Dave Burgering

Personal information
- Born: Lansing, Michigan, United States

Sport
- Sport: Diving

Medal record
Representing United States
Pan American Games
| Bronze medal – third place | 1983 Caracas | 3m springboard |

= Dave Burgering =

Olympic diver

Dave Burgering is a US Olympic team diver, Fort Lauderdale dive team diving director, and head coach. Burgering began diving at an early age, and his career included collegiate diving at Michigan State University. He was part of the US team selected for the 1980 Olympic Games. However, he was unable to compete that year because the United States led a boycott of the Olympics in response to the Soviet invasion of Afghanistan.
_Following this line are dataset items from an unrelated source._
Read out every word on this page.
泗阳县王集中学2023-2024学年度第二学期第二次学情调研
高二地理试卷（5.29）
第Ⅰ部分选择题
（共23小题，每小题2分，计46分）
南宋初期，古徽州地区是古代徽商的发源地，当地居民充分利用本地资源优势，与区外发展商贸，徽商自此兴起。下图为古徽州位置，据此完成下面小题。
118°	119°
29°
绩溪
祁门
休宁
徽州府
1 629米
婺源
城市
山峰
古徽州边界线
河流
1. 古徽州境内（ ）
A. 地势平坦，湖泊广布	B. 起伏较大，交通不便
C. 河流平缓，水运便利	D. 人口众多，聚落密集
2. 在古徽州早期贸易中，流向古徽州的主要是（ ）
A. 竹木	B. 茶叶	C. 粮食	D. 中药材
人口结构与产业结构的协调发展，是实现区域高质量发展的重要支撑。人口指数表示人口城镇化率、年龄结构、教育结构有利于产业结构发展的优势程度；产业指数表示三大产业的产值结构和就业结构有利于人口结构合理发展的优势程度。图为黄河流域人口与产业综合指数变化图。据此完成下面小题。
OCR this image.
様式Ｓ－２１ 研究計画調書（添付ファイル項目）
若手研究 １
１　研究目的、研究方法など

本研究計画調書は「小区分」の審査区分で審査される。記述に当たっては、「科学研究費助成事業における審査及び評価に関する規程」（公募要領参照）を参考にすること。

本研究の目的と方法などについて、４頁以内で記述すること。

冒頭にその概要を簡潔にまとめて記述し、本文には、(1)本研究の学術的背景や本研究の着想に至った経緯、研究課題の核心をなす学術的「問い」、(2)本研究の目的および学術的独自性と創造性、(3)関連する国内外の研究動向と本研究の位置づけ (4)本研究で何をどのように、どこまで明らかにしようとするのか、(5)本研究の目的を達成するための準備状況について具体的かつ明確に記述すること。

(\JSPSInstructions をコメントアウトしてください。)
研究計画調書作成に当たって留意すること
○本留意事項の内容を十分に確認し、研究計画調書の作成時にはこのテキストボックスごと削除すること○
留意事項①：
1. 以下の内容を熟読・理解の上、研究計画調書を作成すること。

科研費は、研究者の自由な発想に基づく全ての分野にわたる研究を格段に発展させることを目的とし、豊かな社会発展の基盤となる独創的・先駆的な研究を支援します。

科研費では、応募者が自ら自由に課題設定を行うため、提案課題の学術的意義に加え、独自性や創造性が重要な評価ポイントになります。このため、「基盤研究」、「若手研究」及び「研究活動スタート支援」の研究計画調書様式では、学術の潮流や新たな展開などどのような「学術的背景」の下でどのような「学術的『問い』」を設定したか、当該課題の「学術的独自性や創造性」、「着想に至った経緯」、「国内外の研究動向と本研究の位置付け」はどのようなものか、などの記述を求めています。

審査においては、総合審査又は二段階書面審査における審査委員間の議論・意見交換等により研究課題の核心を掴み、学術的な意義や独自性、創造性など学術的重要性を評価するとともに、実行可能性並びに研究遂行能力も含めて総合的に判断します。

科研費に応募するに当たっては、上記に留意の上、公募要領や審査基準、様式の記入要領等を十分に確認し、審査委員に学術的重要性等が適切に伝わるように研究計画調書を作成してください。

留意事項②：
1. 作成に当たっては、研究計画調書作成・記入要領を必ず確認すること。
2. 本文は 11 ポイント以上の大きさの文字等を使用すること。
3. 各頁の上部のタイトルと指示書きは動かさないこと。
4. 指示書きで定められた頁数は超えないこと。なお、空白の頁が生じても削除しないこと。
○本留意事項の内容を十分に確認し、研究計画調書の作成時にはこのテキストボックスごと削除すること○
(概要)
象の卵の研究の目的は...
He has been coaching for 32 years, including attending the 2008 Olympic Games as a part of the coaching staff.

== Career ==

Burgering started diving in 1967 and finished his career in 1984. He first coached for the Missions Viejo Nadadores as a head coach, where his team won two National Team titles in 1987 and 1988. He then coached in Boca Raton, Florida for the Mission Bay Makos, where his team beat his former team by one point in the national championship. He is now the head coach of Fort Lauderdale Diving Team and has been coaching there since 2007.

As of 2023, he has coached 1,173 junior American finalists and 51 senior American finalists.